Last year, May points out, seasonal hiring at Amazon grew about in line with U.S. revenue growth. If the same trend plays out in the fourth quarter, we're in for a 10% upside surprise on quarterly revenue compared to the midpoint of Amazon's forecast. Of course, if the corresponding 10% upside fails to materialize, we'll see it in the operating margin.
CFO Tom Szkutak was fairly vague in his response to Mark May's question regarding what might be driving the hiring increase, basically saying the company wants to make sure it has the right amount of employees for the season.
Meanwhile, Macy's hired just 83,000 additional employees for the holiday season, a 4% increase from 2012. Analysts expect fourth quarter sales to decline 0.9% from 2012 based on the company's recent results.

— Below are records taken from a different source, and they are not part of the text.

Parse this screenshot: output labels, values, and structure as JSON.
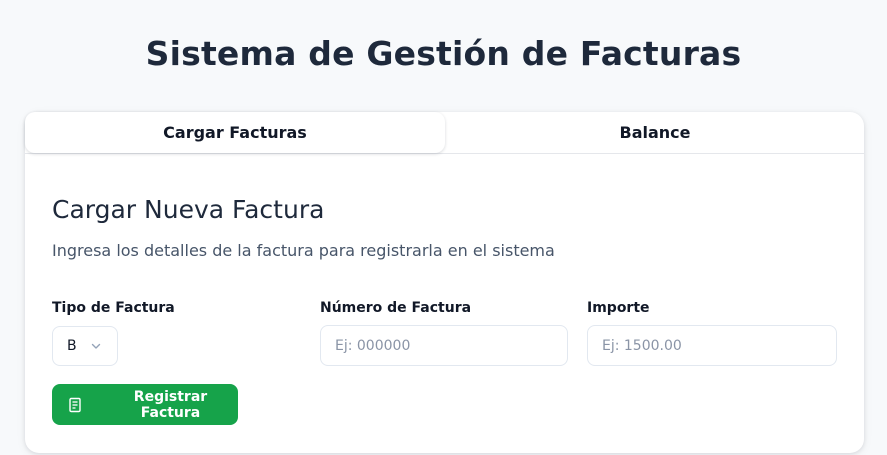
{
  "header": {
    "title": "Sistema de Gestión de Facturas"
  },
  "tabs": [
    {
      "label": "Cargar Facturas",
      "active": true
    },
    {
      "label": "Balance",
      "active": false
    }
  ],
  "form": {
    "title": "Cargar Nueva Factura",
    "subtitle": "Ingresa los detalles de la factura para registrarla en el sistema",
    "tipo": {
      "label": "Tipo de Factura",
      "value": "B",
      "icon": "chevron-down-icon"
    },
    "numero": {
      "label": "Número de Factura",
      "placeholder": "Ej: 000000",
      "value": ""
    },
    "importe": {
      "label": "Importe",
      "placeholder": "Ej: 1500.00",
      "value": ""
    },
    "submit": {
      "label": "Registrar Factura",
      "icon": "document-icon"
    }
  },
  "colors": {
    "accent": "#16a34a",
    "background": "#f7f9fb",
    "card": "#ffffff",
    "title": "#1e293b"
  }
}
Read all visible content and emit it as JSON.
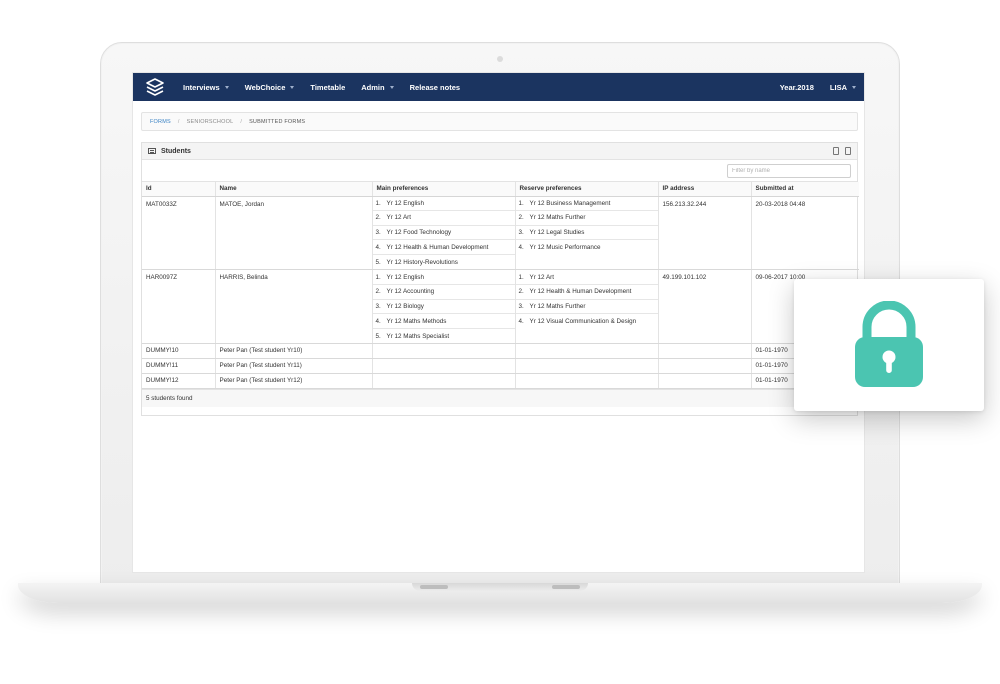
{
  "nav": {
    "items": [
      {
        "label": "Interviews",
        "dropdown": true
      },
      {
        "label": "WebChoice",
        "dropdown": true
      },
      {
        "label": "Timetable",
        "dropdown": false
      },
      {
        "label": "Admin",
        "dropdown": true
      },
      {
        "label": "Release notes",
        "dropdown": false
      }
    ],
    "year": "Year.2018",
    "user": "LISA"
  },
  "breadcrumb": {
    "forms": "FORMS",
    "seniorschool": "SENIORSCHOOL",
    "current": "SUBMITTED FORMS"
  },
  "panel": {
    "title": "Students",
    "filter_placeholder": "Filter by name",
    "footer": "5 students found"
  },
  "table": {
    "headers": [
      "Id",
      "Name",
      "Main preferences",
      "Reserve preferences",
      "IP address",
      "Submitted at"
    ],
    "rows": [
      {
        "id": "MAT0033Z",
        "name": "MATOE, Jordan",
        "main": [
          "Yr 12 English",
          "Yr 12 Art",
          "Yr 12 Food Technology",
          "Yr 12 Health & Human Development",
          "Yr 12 History-Revolutions"
        ],
        "reserve": [
          "Yr 12 Business Management",
          "Yr 12 Maths Further",
          "Yr 12 Legal Studies",
          "Yr 12 Music Performance"
        ],
        "ip": "156.213.32.244",
        "submitted": "20-03-2018 04:48"
      },
      {
        "id": "HAR0097Z",
        "name": "HARRIS, Belinda",
        "main": [
          "Yr 12 English",
          "Yr 12 Accounting",
          "Yr 12 Biology",
          "Yr 12 Maths Methods",
          "Yr 12 Maths Specialist"
        ],
        "reserve": [
          "Yr 12 Art",
          "Yr 12 Health & Human Development",
          "Yr 12 Maths Further",
          "Yr 12 Visual Communication & Design"
        ],
        "ip": "49.199.101.102",
        "submitted": "09-06-2017 10:00"
      },
      {
        "id": "DUMMY!10",
        "name": "Peter Pan (Test student Yr10)",
        "main": [],
        "reserve": [],
        "ip": "",
        "submitted": "01-01-1970"
      },
      {
        "id": "DUMMY!11",
        "name": "Peter Pan (Test student Yr11)",
        "main": [],
        "reserve": [],
        "ip": "",
        "submitted": "01-01-1970"
      },
      {
        "id": "DUMMY!12",
        "name": "Peter Pan (Test student Yr12)",
        "main": [],
        "reserve": [],
        "ip": "",
        "submitted": "01-01-1970"
      }
    ]
  },
  "colors": {
    "navbar": "#1b3460",
    "link": "#3a82c4",
    "lock": "#4bc5b1"
  },
  "icons": {
    "logo": "stacked-layers-icon",
    "lock": "padlock-icon"
  }
}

Macy's CFO Karen Hoguet said cosmetics, fragrances, jewelry, and watches "all softened in the second quarter compared to the first" on the company's most-recent earnings call.
With a shortened holiday season and low consumer confidence, Amazon forecasted just $23.5 billion to $26.5 billion in revenue for the fourth quarter -- 10% to 25% growth. The company registered a 24% sales increase in the third quarter, and I wouldn't be surprised to see Amazon finish the fourth quarter in the higher end of its forecast, which analysts believe is conservative despite 18% growth at the midpoint. Currently, analysts have a consensus estimate of $25.9 billion for fourth-quarter revenue.

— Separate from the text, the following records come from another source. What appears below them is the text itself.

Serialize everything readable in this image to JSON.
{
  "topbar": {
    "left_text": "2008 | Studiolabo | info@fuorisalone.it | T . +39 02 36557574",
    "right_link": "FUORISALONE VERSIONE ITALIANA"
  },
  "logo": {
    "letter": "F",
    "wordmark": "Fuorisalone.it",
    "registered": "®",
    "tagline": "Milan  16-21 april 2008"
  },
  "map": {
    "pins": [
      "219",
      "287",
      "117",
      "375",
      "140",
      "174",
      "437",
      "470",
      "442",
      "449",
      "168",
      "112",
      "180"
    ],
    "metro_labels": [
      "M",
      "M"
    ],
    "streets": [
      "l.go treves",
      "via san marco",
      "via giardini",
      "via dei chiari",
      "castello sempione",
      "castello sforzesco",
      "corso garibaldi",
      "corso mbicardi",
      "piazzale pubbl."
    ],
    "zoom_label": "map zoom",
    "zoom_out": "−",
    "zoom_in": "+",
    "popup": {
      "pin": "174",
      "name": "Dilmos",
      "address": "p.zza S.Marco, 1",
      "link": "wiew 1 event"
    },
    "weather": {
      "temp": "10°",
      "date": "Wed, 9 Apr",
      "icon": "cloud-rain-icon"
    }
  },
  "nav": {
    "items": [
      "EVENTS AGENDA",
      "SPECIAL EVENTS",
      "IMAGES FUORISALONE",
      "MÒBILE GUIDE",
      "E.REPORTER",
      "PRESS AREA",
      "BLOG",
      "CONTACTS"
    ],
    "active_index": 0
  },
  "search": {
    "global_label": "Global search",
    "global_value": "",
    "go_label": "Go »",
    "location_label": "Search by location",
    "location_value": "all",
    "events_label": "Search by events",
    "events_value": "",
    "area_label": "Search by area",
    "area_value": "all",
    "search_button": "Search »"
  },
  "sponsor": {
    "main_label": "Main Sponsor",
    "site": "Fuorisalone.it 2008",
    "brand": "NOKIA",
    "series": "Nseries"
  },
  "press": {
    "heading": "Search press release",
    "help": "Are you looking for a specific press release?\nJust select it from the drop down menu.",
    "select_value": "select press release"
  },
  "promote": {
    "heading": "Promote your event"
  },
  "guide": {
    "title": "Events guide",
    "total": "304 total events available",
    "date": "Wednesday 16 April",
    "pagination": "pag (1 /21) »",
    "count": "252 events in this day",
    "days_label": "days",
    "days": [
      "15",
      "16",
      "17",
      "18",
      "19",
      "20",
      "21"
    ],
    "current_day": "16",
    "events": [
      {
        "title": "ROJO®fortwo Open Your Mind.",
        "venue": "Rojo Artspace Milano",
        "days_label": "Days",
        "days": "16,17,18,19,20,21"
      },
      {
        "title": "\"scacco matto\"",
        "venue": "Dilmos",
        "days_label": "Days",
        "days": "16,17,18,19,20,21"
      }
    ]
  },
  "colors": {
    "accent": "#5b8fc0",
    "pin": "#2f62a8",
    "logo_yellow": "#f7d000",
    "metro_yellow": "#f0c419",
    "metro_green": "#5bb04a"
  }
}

eBay, on the other hand, disappointed analysts with its fourth quarter forecast. The company expects $4.5 billion to $4.6 billion in revenue compared to a consensus estimate of $4.64 billion. It also expects just $0.79 to $0.81 in earnings per share compared to the Street's $0.83 expectation.
Other factors driving sales
Aside from the oddly large number of seasonal hires at Amazon, its earnings release held a few other tidbits that bode well for the company.

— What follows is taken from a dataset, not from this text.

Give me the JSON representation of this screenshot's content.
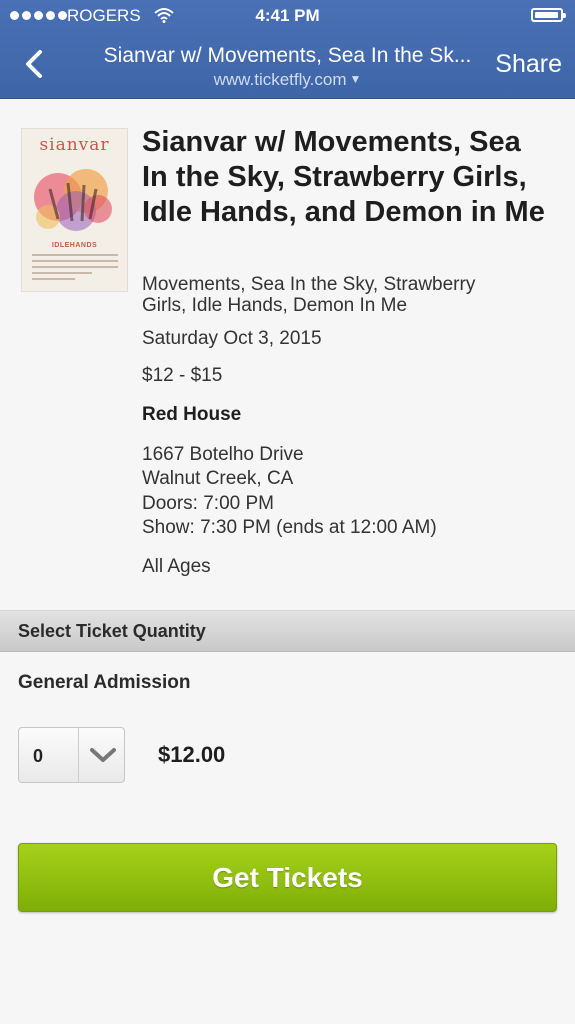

For whatever reason, Amazon felt it was important to mention that in the last 90 days, it has signed up "millions of new Prime members." The company doesn't usually mention this, and Szkutak only said, "we are very excited Prime is growing very fast" on the conference call.
Amazon Prime adoption is a great signal for increased sales, as the average Prime member spends more than twice the average non-Prime member.
Additionally, Amazon highlighted its new line of Kindle tablets along with Kindle matchbook, which allows customers to buy a corresponding print book purchase (dating back to 1995) in Kindle format for a discounted price.
Bucking the trend
E-commerce is growing significantly faster than brick-and-mortar retail. Even as Macys struggles to grow revenue, Amazon should be able to continue growing at a breakneck pace as even last minute holiday shoppers can get their items delivered on time with Amazon Prime. The continued strength of the program, along with a huge increase in seasonal hires, is a strong indicator that Amazon is being conservative with its sales forecast.
As for eBay, its forecast did not convey strength. While macro-economics may be a factor, perhaps its seeing increased pressure from competitors as their businesses push into e-commerce.